Dexrazoxane

Clinical data
- Trade names: Zinecard, others
- AHFS/Drugs.com: Monograph
- MedlinePlus: a609010
- License data: US DailyMed: Dexrazoxane;
- Routes of administration: Intravenous
- ATC code: V03AF02 (WHO) ;

Legal status
- Legal status: AU: S4 (Prescription only); US: ℞-only; EU: Rx-only;

Identifiers
- IUPAC name 4-[(2S)-2-(3,5-Dioxopiperazin-1-yl)propyl]piperazine-2,6-dione;
- CAS Number: 24584-09-6;
- PubChem CID: 71384;
- IUPHAR/BPS: 7330;
- DrugBank: DB00380;
- ChemSpider: 64479;
- UNII: 048L81261F;
- KEGG: D03730; as HCl: D07807;
- ChEBI: CHEBI:50223;
- ChEMBL: ChEMBL1738;
- CompTox Dashboard (EPA): DTXSID3040647 ;
- ECHA InfoCard: 100.163.459

Chemical and physical data
- Formula: C_{11}H_{16}N_{4}O_{4}
- Molar mass: 268.273 g·mol^{−1}
- 3D model (JSmol): Interactive image;
- SMILES O=C2NC(=O)CN(C[C@@H](N1CC(=O)NC(=O)C1)C)C2;
- InChI InChI=1S/C11H16N4O4/c1-7(15-5-10(18)13-11(19)6-15)2-14-3-8(16)12-9(17)4-14/h7H,2-6H2,1H3,(H,12,16,17)(H,13,18,19)/t7-/m0/s1; Key:BMKDZUISNHGIBY-ZETCQYMHSA-N;

= Dexrazoxane =

Chemical compound

Dexrazoxane hydrochloride, sold under the brand name Zinecard among others, is a cardioprotective agent. It was discovered in 1972. The IV administration of dexrazoxane is in acidic condition with HCl adjusting the pH.

==Medical uses==
Dexrazoxane has been used to protect the heart against the cardiotoxic side effects of chemotherapeutic drugs such as anthracyclines, such as daunorubicin or doxorubicin or other chemotherapeutic agents. However, in July 2011 the European Medicines Agency (EMA) released a statement restricting use only in adult patients with cancer who have received > 300 mg/m^{2} doxorubicin or > 540 mg/m^{2} epirubicin and general approval for use for cardioprotection. That showed a possibly higher rate of secondary malignancies and acute myelogenous leukemia in pediatric patients treated for different cancers with both dexrazoxane and other chemotherapeutic agents that are associated with secondary malignancies. On 19 July 2017, based on evaluation of the currently available data the European Commission issued an EU-wide legally binding decision to implement the recommendations of the Committee for Medicinal Products for Human Use (CHMP) on dexrazoxane and lifted its 2011-contraindication for primary prevention of anthracycline-induced cardiotoxicity with dexrazoxane in children and adolescents where high doses (≥ 300 mg/m^{3}) of anthracyclines are anticipated.

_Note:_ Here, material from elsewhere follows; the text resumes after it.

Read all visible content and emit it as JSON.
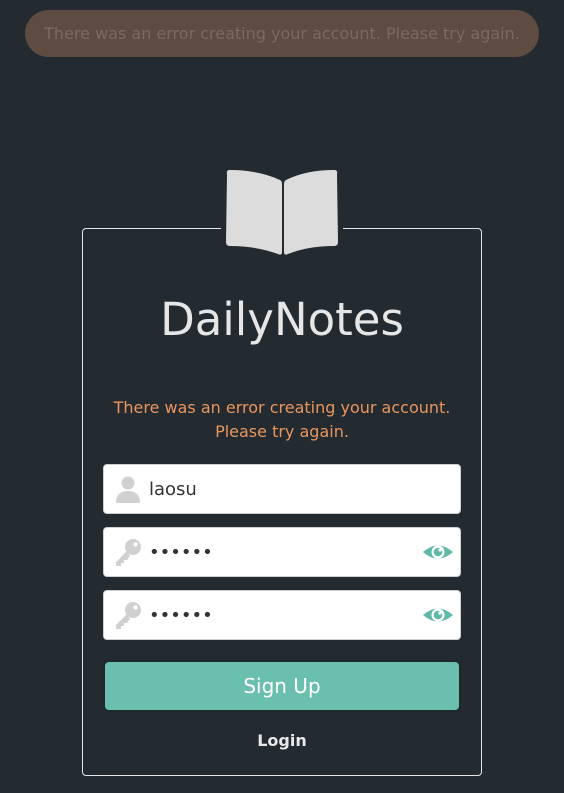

Dexrazoxane was designated by the US FDA as an orphan drug for "prevention of cardiomyopathy for children and adults 0 through 16 years of age treated with anthracyclines". This decision allows virtually all children to receive dexrazoxane starting with the first dose of anthracycline at the discretion of the treating provider. The label change by the agency announcing dexrazoxane as an approved cardio-oncology protectant has been followed by a review by the agency. Currently, the only FDA and EMA approved cardioprotective treatment for anthracycline cardioprotection is dexrazoxane, which provides effective primary cardioprotection against anthracycline-induced cardiotoxicity without reducing anthracycline activity and without enhancing secondary malignancies.

The United States Food and Drug Administration has also approved a dexrazoxane for use as a treatment of extravasation resulting from IV anthracycline chemotherapy. Extravasation is an adverse event in which chemotherapies containing anthracylines leak out of the blood vessel and necrotize the surrounding tissue.

==Mechanism==
As a derivative of EDTA, dexrazoxane chelates iron and thus reduces the number of metal ions complexed with anthracycline and, consequently, decrease the formation of superoxide radicals. The exact chelation mechanism is unknown, but it has been postulated that dexrazoxane can be converted into ring-opened form intracellularly and interfere with iron-mediated free radical generation that is in part thought to be responsible for anthracycline induced cardiomyopathy. It was speculated that dexrazoxane could be used for further investigation to synthesize new antimalarial drugs.